Monday, March 27, 2017

Carib Lit: 2017 OCM Bocas Prize Shortlist favour "Cannibal" and "Augustown"



The judges for the 2017 OCM Bocas Prize for Caribbean Literature have announced the winners of the three genre categories, which now form the shortlist for the overall prize.
The late Trinidadian Angelo Bissessarsingh’s Virtual Glimpses into the Past/A Walk Back in Time: Snapshots of the History of Trinidad and Tobago (Queen Bishop Publishing) was chosen along with Augustown by Jamaican novelist Kei Miller (Weidenfeld and Nicolson) and Cannibal, by Jamaican poet Safiya Sinclair (University of Nebraska Press), from a longlist of nine books.
The three shortlisted titles will now enter the final round of judging, and vie for the overall award of US$10,000, to be presented on 29 April during the 2017 NGC Bocas Lit Fest (26–30 April) in Port of Spain.
Bissessarsingh’s Virtual Glimpses into the Past and A Walk Back in Time were considered by the non-fiction judges as two volumes of a larger work. They commend “these two interconnected volumes from a ravenous self-taught historian who has delved into national and personal archives of a people to summon up the past of Trinidad and Tobago.” The books contain collected vignettes from the history of Trinidad and Tobago, which the judges describe as “a graphic reminder of the rich architecture that must be preserved.”
Bissessarsingh, who passed away in early 2017 during the judging period, won a devoted following among T&T readers for his enthusiastic style and passion for research, and for his long-running Back In Times column in the Trinidad Guardian.
In the poetry category, the judges shortlisted books by three younger Jamaican poets, but it is the debut collection by Safiya Sinclair, Cannibal, that has made it to the top of the list. The judges thought the collection marks a fresh strong voice. They comment: “Sinclair manages to imbue her writing with such strength and spirit that it gives her poems a disturbing and provocative edge — sometimes shocking, and at other times soft and sensual.” Cannibal is haunted by the character of Caliban from The Tempest, as it explores Jamaican childhood and womanhood, and otherness in a strange place that may be the United States where the poet now lives, or language itself.

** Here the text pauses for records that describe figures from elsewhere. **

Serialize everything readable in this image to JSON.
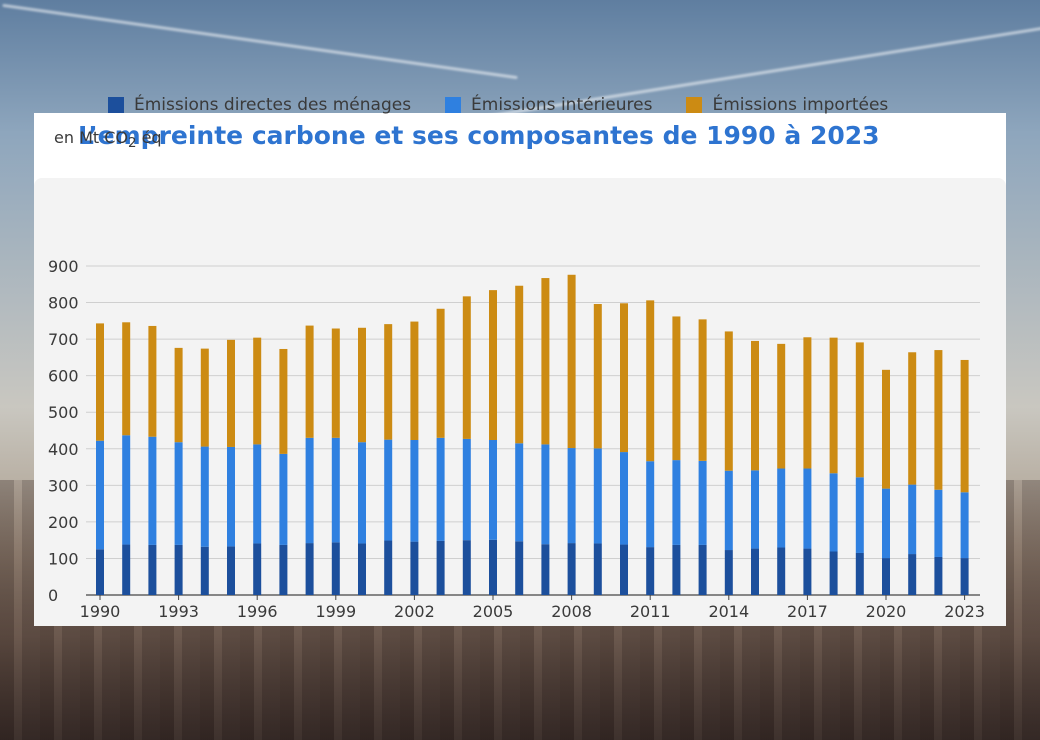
{
  "chart_data": {
    "type": "bar",
    "stacked": true,
    "title": "L’empreinte carbone et ses composantes de 1990 à 2023",
    "unit_label": {
      "prefix": "en Mt CO",
      "subscript": "2",
      "suffix": " éq"
    },
    "ylim": [
      0,
      900
    ],
    "yticks": [
      0,
      100,
      200,
      300,
      400,
      500,
      600,
      700,
      800,
      900
    ],
    "xtick_labels": [
      "1990",
      "1993",
      "1996",
      "1999",
      "2002",
      "2005",
      "2008",
      "2011",
      "2014",
      "2017",
      "2020",
      "2023"
    ],
    "grid": true,
    "legend_position": "top",
    "categories": [
      "1990",
      "1991",
      "1992",
      "1993",
      "1994",
      "1995",
      "1996",
      "1997",
      "1998",
      "1999",
      "2000",
      "2001",
      "2002",
      "2003",
      "2004",
      "2005",
      "2006",
      "2007",
      "2008",
      "2009",
      "2010",
      "2011",
      "2012",
      "2013",
      "2014",
      "2015",
      "2016",
      "2017",
      "2018",
      "2019",
      "2020",
      "2021",
      "2022",
      "2023"
    ],
    "series": [
      {
        "name": "Émissions directes des ménages",
        "color": "#1c4f9c",
        "values": [
          125,
          138,
          137,
          137,
          132,
          133,
          141,
          137,
          142,
          144,
          141,
          149,
          146,
          148,
          150,
          151,
          147,
          139,
          142,
          141,
          138,
          131,
          137,
          137,
          123,
          127,
          130,
          127,
          119,
          115,
          101,
          112,
          104,
          101
        ]
      },
      {
        "name": "Émissions intérieures",
        "color": "#2f80e0",
        "values": [
          297,
          299,
          296,
          281,
          274,
          272,
          271,
          249,
          288,
          286,
          277,
          276,
          278,
          282,
          277,
          273,
          268,
          273,
          260,
          260,
          253,
          235,
          232,
          230,
          217,
          214,
          216,
          219,
          214,
          207,
          190,
          190,
          184,
          180
        ]
      },
      {
        "name": "Émissions importées",
        "color": "#cc8b13",
        "values": [
          321,
          309,
          303,
          258,
          268,
          293,
          292,
          287,
          307,
          299,
          313,
          316,
          324,
          353,
          390,
          410,
          431,
          455,
          474,
          395,
          407,
          440,
          393,
          387,
          381,
          354,
          341,
          359,
          371,
          369,
          325,
          362,
          382,
          362
        ]
      }
    ]
  }
}
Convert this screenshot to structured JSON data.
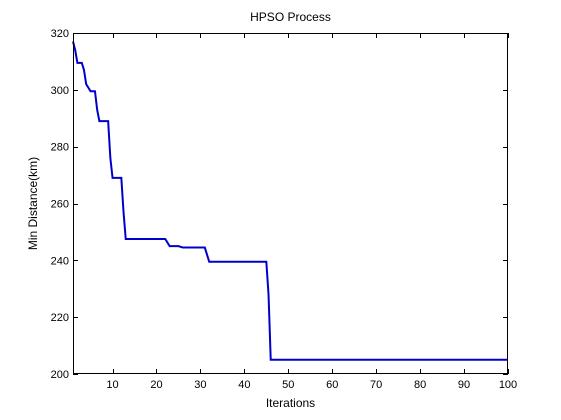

The fiction category judges commend Kei Miller’s historical epic Augustown, with its complexities of class, ethnicity, religion, and language. “It is a spell-binding novel,” they note, ”written in simple, well-limned, imagistic prose. It’s a novel that’s realistic — a realism grounded in history — and magic-realist.” Based in the UK, Miller won the coveted 2014 Forward Prize for Poetry and was shortlisted for the 2014 OCM Bocas Prize (non-fiction) for his book Writing Down the Vision: Essays and Prophecies.
The final cross-genre judging panel for the Prize, headed by eminent Jamaican poet and literary scholar Edward Baugh, includes Susheila Nasta, founder and editor of the UK journal Wasafiri, Kim Robinson-Walcott, editor of Jamaica Journal and Caribbean Quarterly, and David Dabydeen, the celebrated Guyanese writer based in the UK.